A novel highly selective adenosine A1 receptor agonist VCP28 reduces ischemia injury in a cardiac cell line and ischemia-reperfusion injury in isolated rat hearts at concentrations that do not affect heart rate.

The cardioprotective effects of a novel adenosine A1 receptor agonist N6-(2,2,5,5-tetramethylpyrrolidin-1-yloxyl-3-ylmethyl) adenosine (VCP28) were compared with the selective adenosine A1 receptor agonist N6-cyclopentyladenosine (CPA) in a H9c2(2-1) cardiac cell line-simulated ischemia (SI) model (12 hours) and a global ischemia (30 minutes) and reperfusion (60 minutes) model in isolated rat heart model. H9c2(2-1) cells were treated with CPA and VCP28 at the start of ischemia for entire ischemic duration, whereas isolated rat hearts were treated at the onset of reperfusion for 15 minutes.

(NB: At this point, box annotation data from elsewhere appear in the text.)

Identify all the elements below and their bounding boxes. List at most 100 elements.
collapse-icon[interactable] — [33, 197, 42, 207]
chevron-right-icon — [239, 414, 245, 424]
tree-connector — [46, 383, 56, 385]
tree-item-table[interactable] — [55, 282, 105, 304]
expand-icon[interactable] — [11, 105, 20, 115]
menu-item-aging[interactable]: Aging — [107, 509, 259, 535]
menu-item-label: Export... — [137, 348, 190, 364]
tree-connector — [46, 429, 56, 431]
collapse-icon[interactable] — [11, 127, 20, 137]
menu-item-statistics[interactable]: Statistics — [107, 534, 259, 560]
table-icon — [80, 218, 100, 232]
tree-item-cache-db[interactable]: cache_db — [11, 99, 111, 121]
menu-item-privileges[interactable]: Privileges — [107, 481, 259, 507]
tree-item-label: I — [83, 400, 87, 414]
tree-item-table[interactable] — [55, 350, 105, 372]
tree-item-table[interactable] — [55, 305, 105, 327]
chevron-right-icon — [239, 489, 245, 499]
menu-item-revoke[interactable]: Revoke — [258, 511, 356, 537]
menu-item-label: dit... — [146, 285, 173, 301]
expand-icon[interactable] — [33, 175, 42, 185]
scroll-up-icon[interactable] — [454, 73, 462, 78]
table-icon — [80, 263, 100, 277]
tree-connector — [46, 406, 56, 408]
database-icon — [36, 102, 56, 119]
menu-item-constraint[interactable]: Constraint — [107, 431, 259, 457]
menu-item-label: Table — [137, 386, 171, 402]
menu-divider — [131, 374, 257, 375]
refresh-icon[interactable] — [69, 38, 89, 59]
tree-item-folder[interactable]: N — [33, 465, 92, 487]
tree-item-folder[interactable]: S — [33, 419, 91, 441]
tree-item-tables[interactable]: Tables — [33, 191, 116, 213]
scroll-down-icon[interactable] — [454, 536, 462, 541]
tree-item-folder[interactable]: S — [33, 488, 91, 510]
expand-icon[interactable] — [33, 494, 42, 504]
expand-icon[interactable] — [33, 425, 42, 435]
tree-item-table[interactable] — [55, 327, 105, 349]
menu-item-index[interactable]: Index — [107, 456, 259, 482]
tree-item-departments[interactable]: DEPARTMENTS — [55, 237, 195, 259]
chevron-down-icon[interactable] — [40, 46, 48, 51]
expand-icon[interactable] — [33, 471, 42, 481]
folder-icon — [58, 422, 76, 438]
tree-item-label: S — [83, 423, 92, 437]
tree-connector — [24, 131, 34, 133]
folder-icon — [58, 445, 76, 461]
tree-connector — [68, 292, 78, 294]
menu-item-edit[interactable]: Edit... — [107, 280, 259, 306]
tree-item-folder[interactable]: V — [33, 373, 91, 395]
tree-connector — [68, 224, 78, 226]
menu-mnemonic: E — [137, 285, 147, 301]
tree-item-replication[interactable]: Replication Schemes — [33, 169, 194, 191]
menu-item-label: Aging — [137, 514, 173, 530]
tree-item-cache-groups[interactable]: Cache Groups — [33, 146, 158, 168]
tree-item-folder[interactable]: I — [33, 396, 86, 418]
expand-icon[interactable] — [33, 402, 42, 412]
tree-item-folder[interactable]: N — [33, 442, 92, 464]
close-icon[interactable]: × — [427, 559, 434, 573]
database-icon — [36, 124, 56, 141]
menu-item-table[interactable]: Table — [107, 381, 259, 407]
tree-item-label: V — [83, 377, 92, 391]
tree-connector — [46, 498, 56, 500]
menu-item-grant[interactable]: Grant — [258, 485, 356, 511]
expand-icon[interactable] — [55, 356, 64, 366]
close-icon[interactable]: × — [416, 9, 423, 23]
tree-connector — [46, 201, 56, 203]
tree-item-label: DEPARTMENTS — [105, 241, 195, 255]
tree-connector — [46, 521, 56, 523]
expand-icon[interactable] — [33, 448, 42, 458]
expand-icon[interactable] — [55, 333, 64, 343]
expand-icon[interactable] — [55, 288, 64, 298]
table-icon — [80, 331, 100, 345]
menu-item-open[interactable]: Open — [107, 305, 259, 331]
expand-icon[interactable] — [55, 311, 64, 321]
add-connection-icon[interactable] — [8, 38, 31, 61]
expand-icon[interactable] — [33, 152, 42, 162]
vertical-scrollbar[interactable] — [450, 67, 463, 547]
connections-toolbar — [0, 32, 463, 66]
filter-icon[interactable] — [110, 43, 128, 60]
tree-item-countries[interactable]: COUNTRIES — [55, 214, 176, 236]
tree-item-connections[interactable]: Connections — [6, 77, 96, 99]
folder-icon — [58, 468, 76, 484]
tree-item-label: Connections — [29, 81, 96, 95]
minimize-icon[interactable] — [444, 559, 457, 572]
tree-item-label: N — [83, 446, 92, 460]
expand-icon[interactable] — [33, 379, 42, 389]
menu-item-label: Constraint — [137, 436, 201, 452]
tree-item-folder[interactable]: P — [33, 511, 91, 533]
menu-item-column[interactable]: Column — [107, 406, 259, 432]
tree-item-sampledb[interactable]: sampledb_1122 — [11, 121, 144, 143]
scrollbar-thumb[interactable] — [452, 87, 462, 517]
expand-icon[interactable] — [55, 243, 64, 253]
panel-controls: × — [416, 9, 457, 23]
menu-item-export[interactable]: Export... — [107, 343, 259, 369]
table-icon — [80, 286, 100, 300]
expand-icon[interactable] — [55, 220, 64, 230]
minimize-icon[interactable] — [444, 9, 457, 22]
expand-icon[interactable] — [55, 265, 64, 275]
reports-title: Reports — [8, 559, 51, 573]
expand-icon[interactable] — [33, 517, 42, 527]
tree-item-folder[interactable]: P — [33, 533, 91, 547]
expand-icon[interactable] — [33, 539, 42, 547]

In the H9c2(2-1) cells SI model, CPA and VCP28 (100 nM) significantly (P < 0.05, n = 5-6) reduced the proportion of nonviable cells (30.88% +/- 2.49% and 16.17% +/- 3.77% of SI group, respectively) and lactate dehydrogenase efflux. In isolated rat hearts, CPA and VCP28 significantly (n = 6-8, P < 0.05) improved post-ischemic contractility (dP/dt(max), 81.69% +/- 10.96%, 91.07% +/- 19.87% of baseline, respectively), left ventricular developed pressure, and end diastolic pressure and reduced infarct size. The adenosine A1 receptor antagonist abolished the cardioprotective effects of CPA and VCP28 in SI model and isolated rat hearts. In conclusion, the adenosine A1 receptor agonist VCP28 has equal cardioprotective effects to the prototype A1 agonist CPA at concentrations that have no effect on heart rate.